She curled her hair and piled it on top of her head, and she added a bit of silver eyeshadow to her eyes before putting on some sparkly silver lipgloss. The she proceeded to pour herself into her dress, or lack there of. She slid her feet into the silver heels at exactly 8:13, giving her just enough time to give herself a once over in the mirror before heading down the stairs to get the Saiyans reactions.

"I don't know what the big deal is Kakarot, I mean, why is she so dead set on showing us this outfit? She knows I don't give a damn about what she wears. I don't think I'll ever be able to understand these earth women. Ok, it's 8:16, where is that blasted woman?"
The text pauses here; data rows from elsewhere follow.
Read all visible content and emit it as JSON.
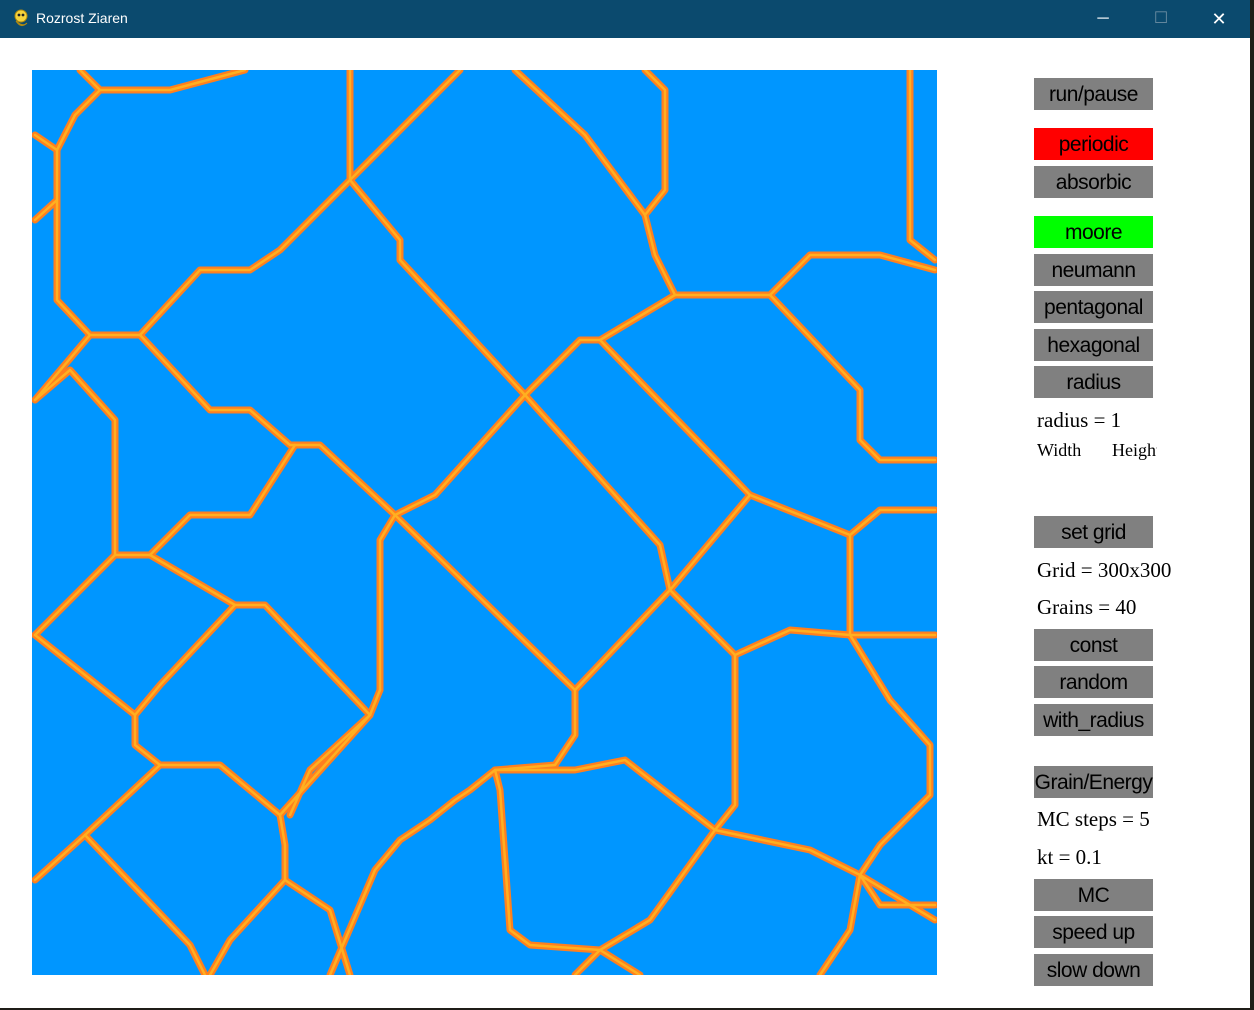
{
  "window": {
    "title": "Rozrost Ziaren",
    "minimize_glyph": "─",
    "maximize_glyph": "☐",
    "close_glyph": "✕"
  },
  "colors": {
    "grain": "#0096ff",
    "boundary_outer": "#ff7f1e",
    "boundary_inner": "#ffb020",
    "active_red": "#ff0000",
    "active_green": "#00ff00",
    "button": "#808080"
  },
  "controls": {
    "run_pause": "run/pause",
    "boundary": {
      "periodic": "periodic",
      "absorbic": "absorbic",
      "selected": "periodic"
    },
    "neighbourhood": {
      "moore": "moore",
      "neumann": "neumann",
      "pentagonal": "pentagonal",
      "hexagonal": "hexagonal",
      "radius": "radius",
      "selected": "moore"
    },
    "radius_text": "radius = 1",
    "width_label": "Width",
    "height_label": "Height",
    "set_grid": "set grid",
    "grid_text": "Grid = 300x300",
    "grains_text": "Grains = 40",
    "const": "const",
    "random": "random",
    "with_radius": "with_radius",
    "grain_energy": "Grain/Energy",
    "mc_steps_text": "MC steps = 5",
    "kt_text": "kt = 0.1",
    "mc": "MC",
    "speed_up": "speed up",
    "slow_down": "slow down"
  }
}
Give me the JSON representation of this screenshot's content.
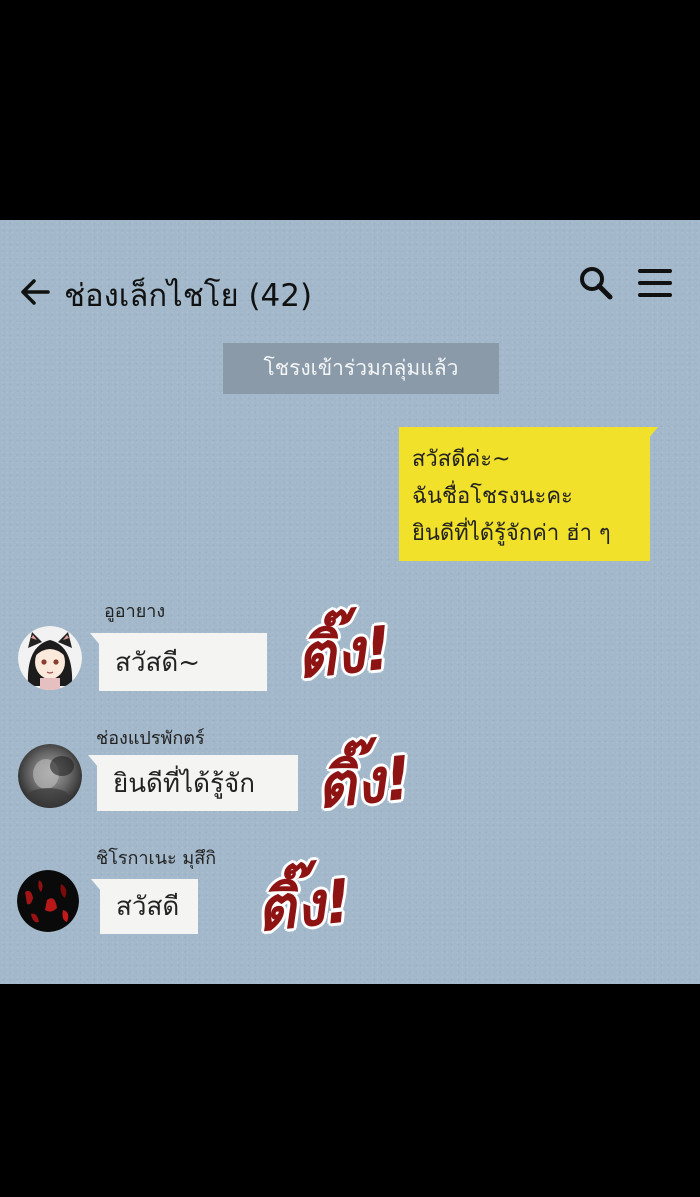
{
  "header": {
    "title": "ช่องเล็กไชโย (42)",
    "back_icon": "arrow-left-icon",
    "search_icon": "search-icon",
    "menu_icon": "hamburger-menu-icon"
  },
  "system_message": "โชรงเข้าร่วมกลุ่มแล้ว",
  "my_message": {
    "lines": [
      "สวัสดีค่ะ~",
      "ฉันชื่อโชรงนะคะ",
      "ยินดีที่ได้รู้จักค่า ฮ่า ๆ"
    ],
    "color": "#f1e12b"
  },
  "messages": [
    {
      "sender": "อูอายาง",
      "text": "สวัสดี~",
      "sfx": "ติ๊ง!"
    },
    {
      "sender": "ช่องแปรพักตร์",
      "text": "ยินดีที่ได้รู้จัก",
      "sfx": "ติ๊ง!"
    },
    {
      "sender": "ชิโรกาเนะ มุสึกิ",
      "text": "สวัสดี",
      "sfx": "ติ๊ง!"
    }
  ],
  "colors": {
    "background": "#a3b9cb",
    "system_bubble": "#8a9aa8",
    "incoming_bubble": "#f4f4f2",
    "sfx": "#8e1414"
  }
}
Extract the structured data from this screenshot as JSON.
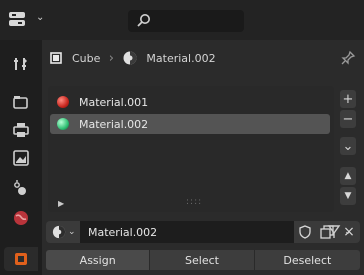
{
  "header": {
    "editor_type_icon": "properties-editor-icon",
    "search_icon": "search-icon",
    "search_value": ""
  },
  "sidebar_tabs": [
    {
      "name": "tool",
      "icon": "tool-settings-icon"
    },
    {
      "name": "render",
      "icon": "render-icon"
    },
    {
      "name": "output",
      "icon": "printer-output-icon"
    },
    {
      "name": "view-layer",
      "icon": "image-view-layer-icon"
    },
    {
      "name": "scene",
      "icon": "scene-icon"
    },
    {
      "name": "world",
      "icon": "world-icon"
    },
    {
      "name": "material",
      "icon": "material-icon",
      "active": true
    }
  ],
  "breadcrumb": {
    "object": "Cube",
    "material": "Material.002"
  },
  "material_slots": [
    {
      "name": "Material.001",
      "color": "#c8261e",
      "selected": false
    },
    {
      "name": "Material.002",
      "color": "#2fbf73",
      "selected": true
    }
  ],
  "slot_buttons": {
    "add": "+",
    "remove": "−",
    "specials": "⌄",
    "move_up": "▲",
    "move_down": "▼"
  },
  "material_selector": {
    "value": "Material.002"
  },
  "actions": {
    "assign": "Assign",
    "select": "Select",
    "deselect": "Deselect"
  },
  "colors": {
    "background": "#2b2b2b",
    "header": "#232323",
    "selected_row": "#545454",
    "material_tab_accent": "#e0601c"
  }
}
"I'm right here Vegeta. So, whaddya think? Is it good, bad, what?" She asked as she walked into the room, turning around slowly to give them the full view. When she didn't hear an answer from either of them, she turned around quickly to see what the problem was, and find it she did. Goku looked as if his eyes were about to pop out of his head, his mouth hanging open a full foot and a half, and he licked his lips unconsciously. Vegeta on the other hand jumped about 4 feet into the air before coming to a hard landing on his bottom. He rubbed his sore backside absently, all the while never taking his eyes off the woman in front of him.

"Woman...I" Was all he managed to choke out before Goku punched him in the side.
"Shhhhhh....I'm trying to remember this man, I don't get these "perks" at home ya know." So the two men went back to oogling the woman in front of them.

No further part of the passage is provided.